Among the founders of the several British settlements in New Zealand there were many men of great intellectual gifts, culture and statesmanlike outlook, and the most brilliant of all, probably, was James Edward Fitzgerald. He arrived in the first of the “Pilgrim Ships” at Lyttelton. in 1850, helped to form the Canterbury settlement and Christchurch City, and established and edited the first newspapers in Canterbury. In politics he was an active figure for many years. He was the first Superintendent of Canterbury Province; he was Premier of the first (and short-lived) representative Ministry in the colony, and he was Native Minister in the Weld Cabinet. He was an orator of grace, force and fire, the most enthralling speaker of his day among the many eloquent men in New Zealand's early Parliaments.

James Edward Fitzgerald (1818–1896).

James Edward Fitzgerald (1818–1896).

The Irish have played a leading part in the making of New Zealand. There were more Irishmen than English in the British regiments which did most of the fighting against the Maoris. It was the lads from Inneskillen and Cork, the Wicklow Mountains, and the glens of Antrim, who enforced with rifle and bayonet the mana of the English flag in our war days. Turning to more peaceful scenes, it is in the nature of a paradox also that three Irishmen were the foremost figures in the pioneering and shaping of that most English of settlements, the Canterbury Province and the City of Christchurch. These three were John Robert Godley, Charles C. Bowen, and James Edward Fitzgerald. They were foundation-layers and builders, carrying out the plans drawn by the Canterbury Association, with Lord Lyttelton at its head, for the establishment in the new raw land of a complete cross-section of English society.
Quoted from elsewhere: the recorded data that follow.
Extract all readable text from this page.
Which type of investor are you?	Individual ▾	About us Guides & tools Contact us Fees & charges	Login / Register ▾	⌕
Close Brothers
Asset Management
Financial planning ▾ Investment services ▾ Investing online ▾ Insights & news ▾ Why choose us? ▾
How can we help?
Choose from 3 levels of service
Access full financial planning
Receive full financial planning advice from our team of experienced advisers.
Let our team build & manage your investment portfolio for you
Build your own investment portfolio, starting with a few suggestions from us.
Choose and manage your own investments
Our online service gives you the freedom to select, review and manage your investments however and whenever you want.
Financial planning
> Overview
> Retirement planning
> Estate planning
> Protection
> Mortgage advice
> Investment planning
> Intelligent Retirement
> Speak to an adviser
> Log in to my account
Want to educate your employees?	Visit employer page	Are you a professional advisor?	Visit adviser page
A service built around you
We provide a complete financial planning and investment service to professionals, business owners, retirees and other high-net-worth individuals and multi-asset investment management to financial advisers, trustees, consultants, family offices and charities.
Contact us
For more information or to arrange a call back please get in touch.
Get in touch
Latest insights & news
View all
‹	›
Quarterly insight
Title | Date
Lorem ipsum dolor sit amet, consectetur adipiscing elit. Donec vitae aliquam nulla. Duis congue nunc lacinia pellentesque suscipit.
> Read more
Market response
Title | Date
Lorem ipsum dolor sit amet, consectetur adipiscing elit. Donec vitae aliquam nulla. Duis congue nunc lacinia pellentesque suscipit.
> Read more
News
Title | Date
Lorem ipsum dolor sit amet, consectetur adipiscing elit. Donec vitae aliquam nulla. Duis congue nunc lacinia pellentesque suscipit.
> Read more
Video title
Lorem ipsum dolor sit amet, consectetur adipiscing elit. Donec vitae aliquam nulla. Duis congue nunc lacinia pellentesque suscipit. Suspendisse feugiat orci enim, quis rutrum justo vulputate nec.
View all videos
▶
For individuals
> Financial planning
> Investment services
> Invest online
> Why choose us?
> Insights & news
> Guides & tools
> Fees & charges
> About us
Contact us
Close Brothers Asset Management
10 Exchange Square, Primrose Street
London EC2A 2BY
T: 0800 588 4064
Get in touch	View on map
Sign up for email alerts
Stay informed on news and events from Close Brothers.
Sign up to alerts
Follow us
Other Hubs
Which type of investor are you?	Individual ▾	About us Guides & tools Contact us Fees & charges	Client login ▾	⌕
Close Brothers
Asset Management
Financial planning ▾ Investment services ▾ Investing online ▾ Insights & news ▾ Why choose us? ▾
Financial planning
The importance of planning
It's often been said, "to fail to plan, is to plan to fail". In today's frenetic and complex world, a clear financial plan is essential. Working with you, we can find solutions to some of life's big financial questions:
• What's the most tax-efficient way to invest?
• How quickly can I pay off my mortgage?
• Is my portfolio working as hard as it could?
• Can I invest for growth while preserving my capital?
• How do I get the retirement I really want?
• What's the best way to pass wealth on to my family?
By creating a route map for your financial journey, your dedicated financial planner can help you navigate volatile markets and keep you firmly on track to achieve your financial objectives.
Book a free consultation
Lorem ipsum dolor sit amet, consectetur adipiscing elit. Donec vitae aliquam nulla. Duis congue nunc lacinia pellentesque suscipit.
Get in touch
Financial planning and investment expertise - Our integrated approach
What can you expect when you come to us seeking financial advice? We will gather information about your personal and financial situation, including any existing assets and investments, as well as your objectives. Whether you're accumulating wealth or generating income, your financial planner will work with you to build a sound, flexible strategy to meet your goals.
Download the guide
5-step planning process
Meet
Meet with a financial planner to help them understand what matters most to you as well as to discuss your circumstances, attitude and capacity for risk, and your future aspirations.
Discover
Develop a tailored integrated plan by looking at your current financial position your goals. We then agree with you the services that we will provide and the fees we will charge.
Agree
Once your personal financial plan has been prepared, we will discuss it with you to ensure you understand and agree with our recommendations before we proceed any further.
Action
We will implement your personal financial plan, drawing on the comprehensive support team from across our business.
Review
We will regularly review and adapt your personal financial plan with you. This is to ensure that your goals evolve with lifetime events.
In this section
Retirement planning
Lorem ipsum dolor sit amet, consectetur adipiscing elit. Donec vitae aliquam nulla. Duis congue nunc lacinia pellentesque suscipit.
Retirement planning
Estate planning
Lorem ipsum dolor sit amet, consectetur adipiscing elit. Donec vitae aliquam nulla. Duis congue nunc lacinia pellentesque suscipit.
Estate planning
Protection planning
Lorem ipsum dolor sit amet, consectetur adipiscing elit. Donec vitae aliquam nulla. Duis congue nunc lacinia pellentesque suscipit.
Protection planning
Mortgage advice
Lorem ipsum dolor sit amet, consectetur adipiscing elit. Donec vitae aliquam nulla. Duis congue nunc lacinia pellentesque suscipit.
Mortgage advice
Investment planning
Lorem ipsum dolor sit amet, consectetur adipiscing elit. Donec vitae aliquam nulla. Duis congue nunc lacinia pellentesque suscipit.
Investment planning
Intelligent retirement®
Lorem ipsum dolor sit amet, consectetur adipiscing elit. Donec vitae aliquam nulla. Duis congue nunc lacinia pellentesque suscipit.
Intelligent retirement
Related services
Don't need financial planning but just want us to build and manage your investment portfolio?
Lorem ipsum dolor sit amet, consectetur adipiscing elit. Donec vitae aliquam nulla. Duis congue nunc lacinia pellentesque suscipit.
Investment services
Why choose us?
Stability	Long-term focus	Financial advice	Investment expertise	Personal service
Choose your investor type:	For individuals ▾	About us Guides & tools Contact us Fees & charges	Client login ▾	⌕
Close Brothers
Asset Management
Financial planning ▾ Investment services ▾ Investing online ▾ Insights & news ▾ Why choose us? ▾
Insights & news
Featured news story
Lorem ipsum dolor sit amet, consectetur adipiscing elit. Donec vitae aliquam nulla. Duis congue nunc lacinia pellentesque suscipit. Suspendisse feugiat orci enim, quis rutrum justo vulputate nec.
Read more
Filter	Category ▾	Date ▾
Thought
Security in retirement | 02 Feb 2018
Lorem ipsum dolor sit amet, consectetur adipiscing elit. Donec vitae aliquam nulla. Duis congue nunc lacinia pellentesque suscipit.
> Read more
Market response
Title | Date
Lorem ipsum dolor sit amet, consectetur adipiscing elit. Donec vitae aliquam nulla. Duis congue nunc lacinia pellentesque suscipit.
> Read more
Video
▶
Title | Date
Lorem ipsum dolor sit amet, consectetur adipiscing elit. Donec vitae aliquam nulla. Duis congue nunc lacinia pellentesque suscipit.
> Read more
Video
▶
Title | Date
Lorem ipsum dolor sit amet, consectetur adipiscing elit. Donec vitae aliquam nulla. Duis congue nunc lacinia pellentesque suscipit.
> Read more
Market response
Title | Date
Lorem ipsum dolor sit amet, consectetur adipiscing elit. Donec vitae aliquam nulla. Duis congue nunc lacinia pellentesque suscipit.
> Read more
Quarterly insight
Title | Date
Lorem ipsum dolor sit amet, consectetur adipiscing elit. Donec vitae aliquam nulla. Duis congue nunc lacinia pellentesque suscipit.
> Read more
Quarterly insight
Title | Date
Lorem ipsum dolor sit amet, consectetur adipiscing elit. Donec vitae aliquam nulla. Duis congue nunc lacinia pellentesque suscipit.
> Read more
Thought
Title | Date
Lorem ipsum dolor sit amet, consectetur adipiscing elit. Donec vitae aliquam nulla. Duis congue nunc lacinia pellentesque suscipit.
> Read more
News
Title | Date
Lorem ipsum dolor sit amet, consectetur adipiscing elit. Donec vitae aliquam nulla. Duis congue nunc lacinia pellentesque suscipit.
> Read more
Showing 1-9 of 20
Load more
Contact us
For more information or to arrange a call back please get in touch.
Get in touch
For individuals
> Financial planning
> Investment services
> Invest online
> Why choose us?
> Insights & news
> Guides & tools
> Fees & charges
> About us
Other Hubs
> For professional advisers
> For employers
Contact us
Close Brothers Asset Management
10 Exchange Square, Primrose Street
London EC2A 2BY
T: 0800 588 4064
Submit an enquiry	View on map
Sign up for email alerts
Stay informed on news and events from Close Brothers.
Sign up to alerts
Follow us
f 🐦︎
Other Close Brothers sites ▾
Godley was the advance agent of the Association; Bowen (who came from County Mayo), and Fitzgerald, landed from the first of the Four Ships of 1850. The three worked together in the construction of the Canterbury colony; they gave expression to the ideas of the great Englishmen who schemed out this little bit of the Homeland overseas, and they made, or helped to make, Christchurch the leading town of young New Zealand in the cultivation of the arts and the amenities of life which redeemed the primitive places from the roughness of newly broken-in wilds.

Fitzgerald came of an Irish family on both sides, and although he was born in England he was a true Irishman in temperament and sympathies. He had the impulsive heart, the ready wit, the fervid oratorical manner, and the poetic taste of his forebears. His father, Gerald Fitzgerald, was a man of Queen's County, his mother was an O'Brien, from County Clare. His education was in England, but he travelled much in Ireland, and he always remained a worshipper of the Irish traditions. He was a graduate of Cambridge; he studied at Christ's College for three years, and after taking his degree he joined the staff of the British Museum and attained the position of Under-Secretary of that institution.